The Passage: More Than Twilight for Adults

Chris —  February 17, 2011

Just because Justin Cronin’s mammoth entry into post-apocalyptica, The Passage, doesn’t try to do anything new doesn’t mean it doesn’t have anything to offer.  By now we’ve seen 28 Days Later and I Am Legend and know that vampires are made in labs, and having read The Road or The Stand we can find our way through the dystopian landscape.

To overcome the sense of familiarity Cronin tweaks the vampire myth sets much of it in a Wild West and adds a spiritual element reminiscent of the “Dark Christianity” of The Stand and the messianic undertones of Lord of the Rings.

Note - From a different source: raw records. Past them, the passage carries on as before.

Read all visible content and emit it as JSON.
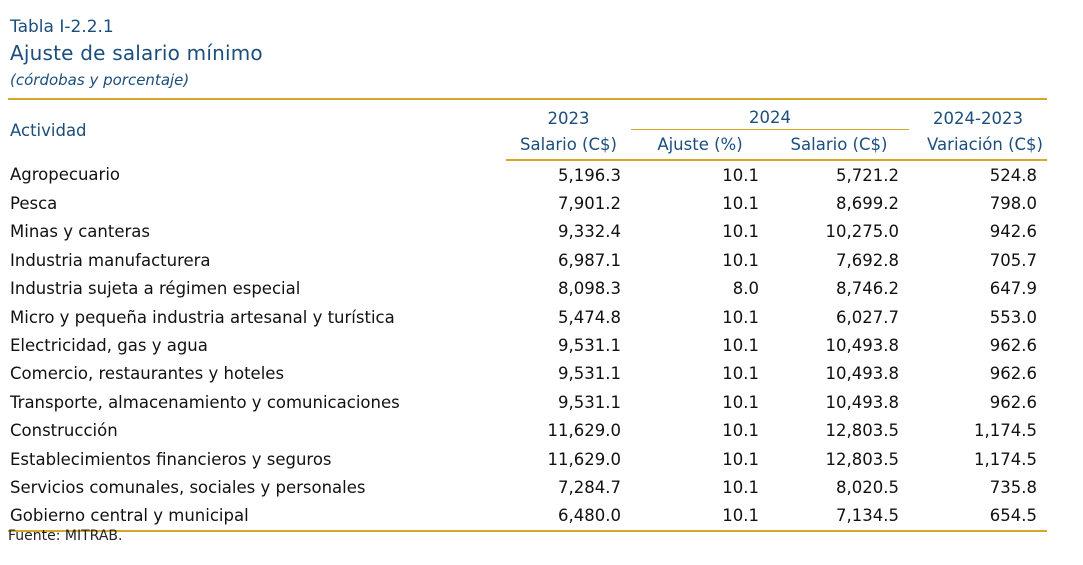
{
  "header": {
    "table_number": "Tabla I-2.2.1",
    "title": "Ajuste de salario mínimo",
    "subtitle": "(córdobas y porcentaje)"
  },
  "table": {
    "row_header": "Actividad",
    "year_headers": [
      "2023",
      "2024",
      "2024-2023"
    ],
    "column_headers": [
      "Salario (C$)",
      "Ajuste (%)",
      "Salario (C$)",
      "Variación (C$)"
    ],
    "rows": [
      {
        "name": "Agropecuario",
        "values": [
          "5,196.3",
          "10.1",
          "5,721.2",
          "524.8"
        ]
      },
      {
        "name": "Pesca",
        "values": [
          "7,901.2",
          "10.1",
          "8,699.2",
          "798.0"
        ]
      },
      {
        "name": "Minas y canteras",
        "values": [
          "9,332.4",
          "10.1",
          "10,275.0",
          "942.6"
        ]
      },
      {
        "name": "Industria manufacturera",
        "values": [
          "6,987.1",
          "10.1",
          "7,692.8",
          "705.7"
        ]
      },
      {
        "name": "Industria sujeta a régimen especial",
        "values": [
          "8,098.3",
          "8.0",
          "8,746.2",
          "647.9"
        ]
      },
      {
        "name": "Micro y pequeña industria artesanal y turística",
        "values": [
          "5,474.8",
          "10.1",
          "6,027.7",
          "553.0"
        ]
      },
      {
        "name": "Electricidad, gas y agua",
        "values": [
          "9,531.1",
          "10.1",
          "10,493.8",
          "962.6"
        ]
      },
      {
        "name": "Comercio, restaurantes y hoteles",
        "values": [
          "9,531.1",
          "10.1",
          "10,493.8",
          "962.6"
        ]
      },
      {
        "name": "Transporte, almacenamiento y comunicaciones",
        "values": [
          "9,531.1",
          "10.1",
          "10,493.8",
          "962.6"
        ]
      },
      {
        "name": "Construcción",
        "values": [
          "11,629.0",
          "10.1",
          "12,803.5",
          "1,174.5"
        ]
      },
      {
        "name": "Establecimientos financieros y seguros",
        "values": [
          "11,629.0",
          "10.1",
          "12,803.5",
          "1,174.5"
        ]
      },
      {
        "name": "Servicios comunales, sociales y personales",
        "values": [
          "7,284.7",
          "10.1",
          "8,020.5",
          "735.8"
        ]
      },
      {
        "name": "Gobierno central y municipal",
        "values": [
          "6,480.0",
          "10.1",
          "7,134.5",
          "654.5"
        ]
      }
    ]
  },
  "footer": {
    "source": "Fuente: MITRAB."
  },
  "colors": {
    "heading_blue": "#1b4e7c",
    "rule_gold": "#d6a62a"
  }
}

The story revolves around Amy, or “the Girl from Nowhere.” It tells her story, and the story of those whose life purpose seems to be to take her where she needs to go. This includes nuns, rapists, mad scientists, murderers, women with crossbows, Texan militia men, and of course, psychic vampires.

At 800 some odd pages, The Passage literally is not light reading. It takes getting through the first 400 pages of The Passage to realize it’s going to be a journey story, and like Fellowship the Ring or A New Hope, there’s two more volumes to go.

And just like Planet of the Apes or even The Time Machine, The Passage harkens back to the first great disaster of human civilization: The Tower of Babel. When man is closes to reaching heaven, he is bound to fall. But just because you’ve fallen doesn’t mean God wasn’t there all along, guiding you where you need to land.